Microstructural iterative reconstruction toward excellent thermoelectric performance in MnTe†
Abstract
Earth-abundant manganese telluride (MnTe) with a hexagonal structure has shown significant thermoelectric conversion potential; however, the drawbacks of low carrier concentration and low mobility have limited its application. Herein, we constructed a type of layer structure by fabricating polycrystalline MnSb2Te4, increasing the hole density by 100 times. The introduced van der Waals gaps effectively enhanced the phonon scattering, further suppressing the intrinsic low thermal conductivity.

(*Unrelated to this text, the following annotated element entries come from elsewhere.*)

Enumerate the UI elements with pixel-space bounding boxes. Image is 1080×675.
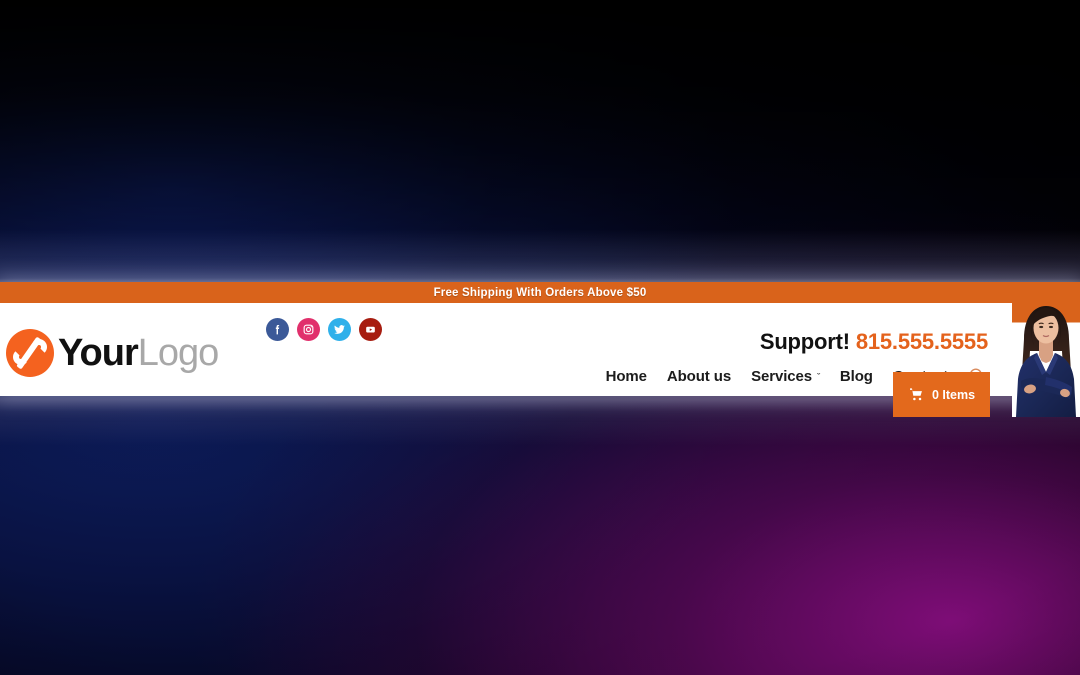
cart-button[interactable]: 0 Items: [893, 372, 990, 417]
support-label: Support!: [759, 329, 850, 354]
twitter-icon[interactable]: [328, 318, 351, 341]
nav-label: Services: [751, 367, 813, 385]
nav-label: Home: [605, 367, 647, 385]
instagram-icon[interactable]: [297, 318, 320, 341]
cart-label: 0 Items: [931, 387, 976, 402]
nav-item-home[interactable]: Home: [596, 368, 657, 385]
businesswoman-photo: [1012, 301, 1080, 417]
announcement-bar: Free Shipping With Orders Above $50: [0, 282, 1080, 303]
site-logo[interactable]: YourLogo: [6, 329, 220, 377]
swirl-logo-icon: [6, 329, 54, 377]
logo-text-bold: Your: [58, 332, 139, 374]
nav-item-services[interactable]: Services ˇ: [741, 368, 830, 385]
site-header: Free Shipping With Orders Above $50 Your…: [0, 282, 1080, 417]
support-phone[interactable]: 815.555.5555: [856, 329, 988, 354]
header-bar: YourLogo Support! 815.555.5555 Home Abou…: [0, 301, 1080, 417]
support-line: Support! 815.555.5555: [760, 329, 988, 355]
page-root: Free Shipping With Orders Above $50 Your…: [0, 0, 1080, 675]
announcement-text: Free Shipping With Orders Above $50: [433, 286, 647, 299]
nav-label: About us: [666, 367, 732, 385]
shopping-cart-icon: [908, 387, 925, 402]
facebook-icon[interactable]: [266, 318, 289, 341]
logo-text-light: Logo: [137, 332, 220, 374]
youtube-icon[interactable]: [359, 318, 382, 341]
nav-label: Blog: [839, 367, 873, 385]
nav-item-blog[interactable]: Blog: [830, 368, 883, 385]
chevron-down-icon: ˇ: [817, 372, 820, 382]
social-links: [266, 318, 382, 341]
logo-text: YourLogo: [58, 332, 220, 374]
nav-item-about-us[interactable]: About us: [657, 368, 741, 385]
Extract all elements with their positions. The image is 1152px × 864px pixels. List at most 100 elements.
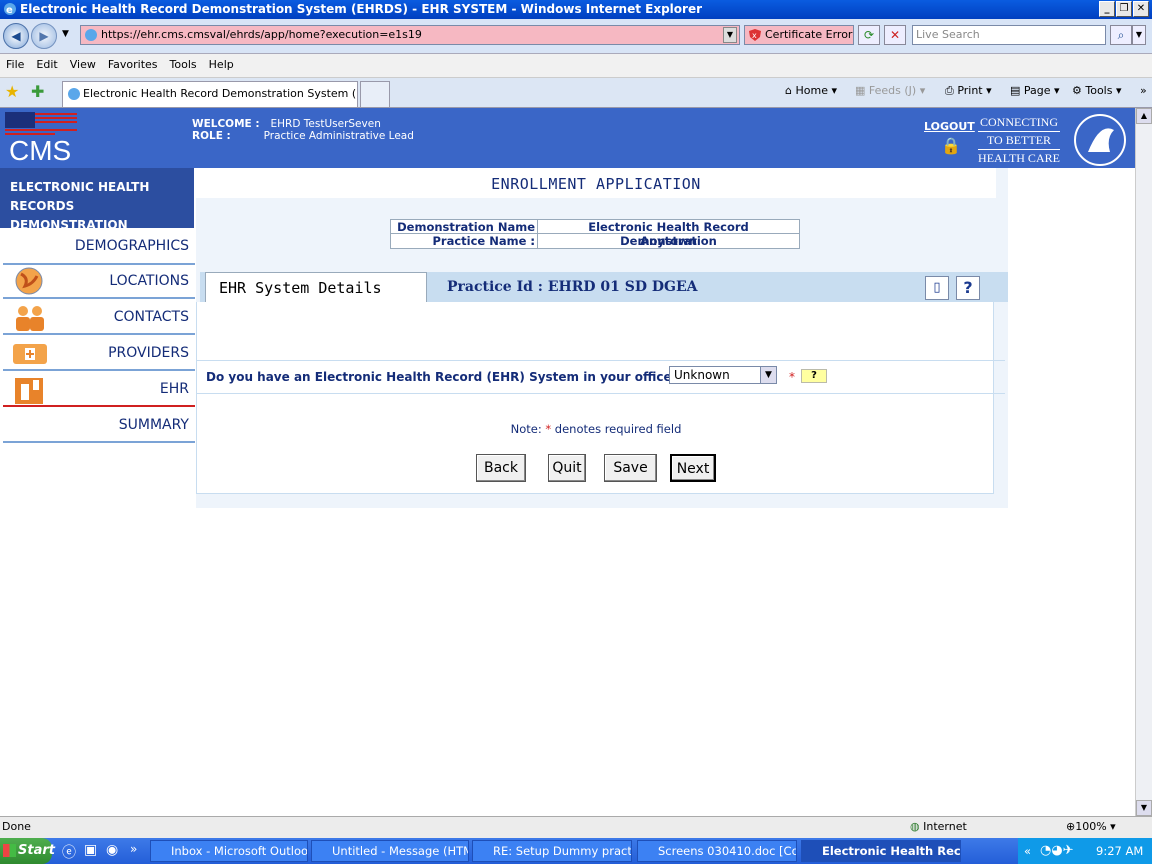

The reduced hole concentration in the Ge-doped MnSb2Te4-based specimens, verified by both theoretical calculations and experimental characterization studies, was unexpectedly found to enhance mobility by reducing the intervalley scattering of carriers, resulting in a record high average ZT value of 0.71 from 300 K to 823 K and an excellent peak ZT value of 1.3 at 823 K. Hence, an Mn0.96Ge0.04Sb2Te4-based single stage generating module was successfully assembled with a competitive performance of 0.81 W (0.45 W cm−2) and 4.6% over a temperature gradient of 480 K. This tailored investigation created an outstanding MnTe-based specimen, which could serve as a candidate for application in thermoelectric generators.